İşlem, yani üç çift mührün geçerli olduğu varsayımıyla adayın seçildiği yönünde tutulan tutanak hukuka aykırı mı? Meclis'te üç değerli hukukçu var. Üçünün de Meclis Başkanlığı'na hitaben yazdıkları yazılar üç çift mührün de geçersiz olduğunu açıkça söylüyor.

İçtüzükte var mı yok mu? Kim karar verecek buna? Meclis İçtüzüğü'nü yorumlama konusunda Meclis'teki hukukçulardan daha yetkili kim var? Onlar oy birliğiyle bu oylar geçersiz diyorlarsa, Meclis İçtüzüğünü görmezden geldikleri anlamı yüklenebilir mi bu görüşlere?

Meclis hukukçuları, başka pek çok hukukçu gibi bu çift mühürlü oylar geçersiz dediklerine göre, bu durumda işlem hukuka aykırı. Meclis'ten ne bekliyorsunuz?

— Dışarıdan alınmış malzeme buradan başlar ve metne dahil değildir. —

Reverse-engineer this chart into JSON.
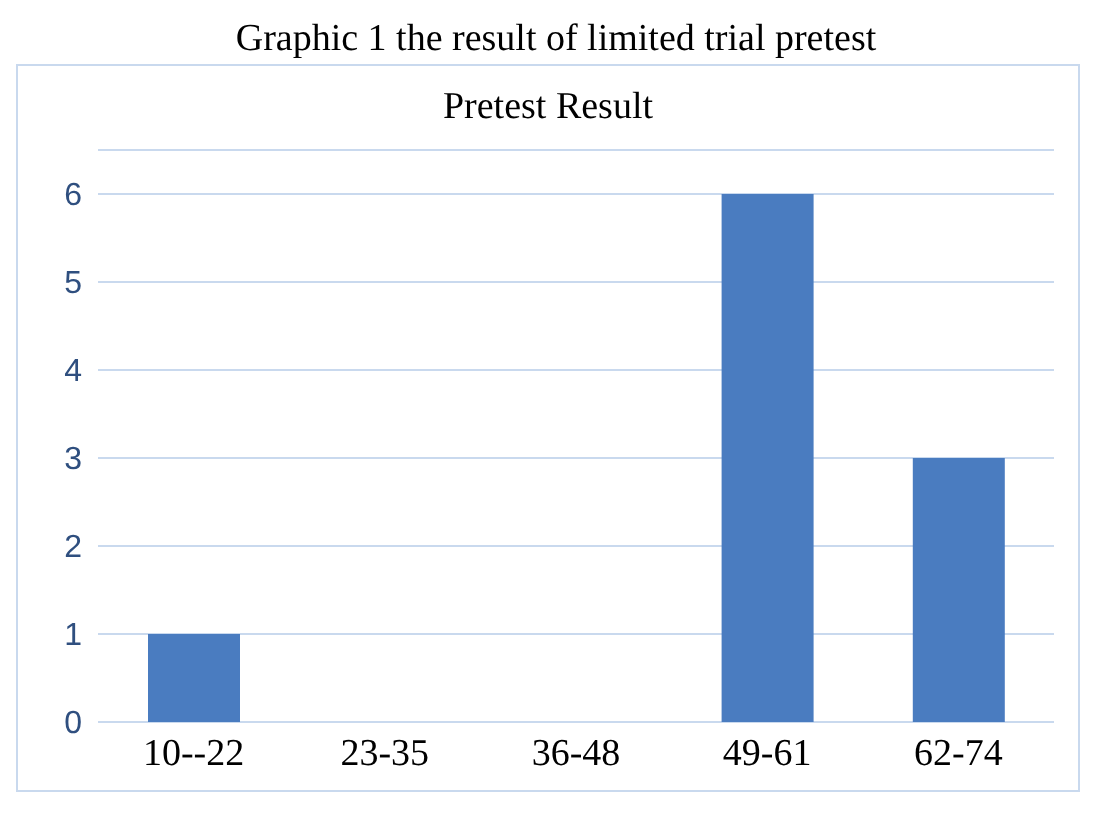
{
  "chart_data": {
    "type": "bar",
    "title": "Graphic 1 the result of limited trial pretest",
    "subtitle": "Pretest Result",
    "categories": [
      "10--22",
      "23-35",
      "36-48",
      "49-61",
      "62-74"
    ],
    "values": [
      1,
      0,
      0,
      6,
      3
    ],
    "color": "#4a7cc0",
    "ylim": [
      0,
      6.5
    ],
    "yticks": [
      0,
      1,
      2,
      3,
      4,
      5,
      6
    ],
    "grid": "y",
    "legend": false
  }
}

Hukuka aykırı olduğunu bildiği ve kendisine Meclis hukukçularının oy birliğiyle bildirdiği bir işlemi hukuka uygun kabul etmesini mi? Bu noktada yargı yolunun açık olup olmamasının bir önemi var mı? Yani yargı yolunun kapalı olduğu durumlarda Meclis hukuka aykırı olduğunu bile bile işlem yapma yetkisine sahip mi? Anayasa'daki hukukun üstünlüğü ilkesinden bunu mu anlamak gerekir?

Beğenilsin beğenilmesin, Kıbrıs Türk halkının tek meclisi var. Bu Meclis'te bulunan her kişiye, her partiye düşen görev Meclis'e ve hukukuna sahip çıkmaktır.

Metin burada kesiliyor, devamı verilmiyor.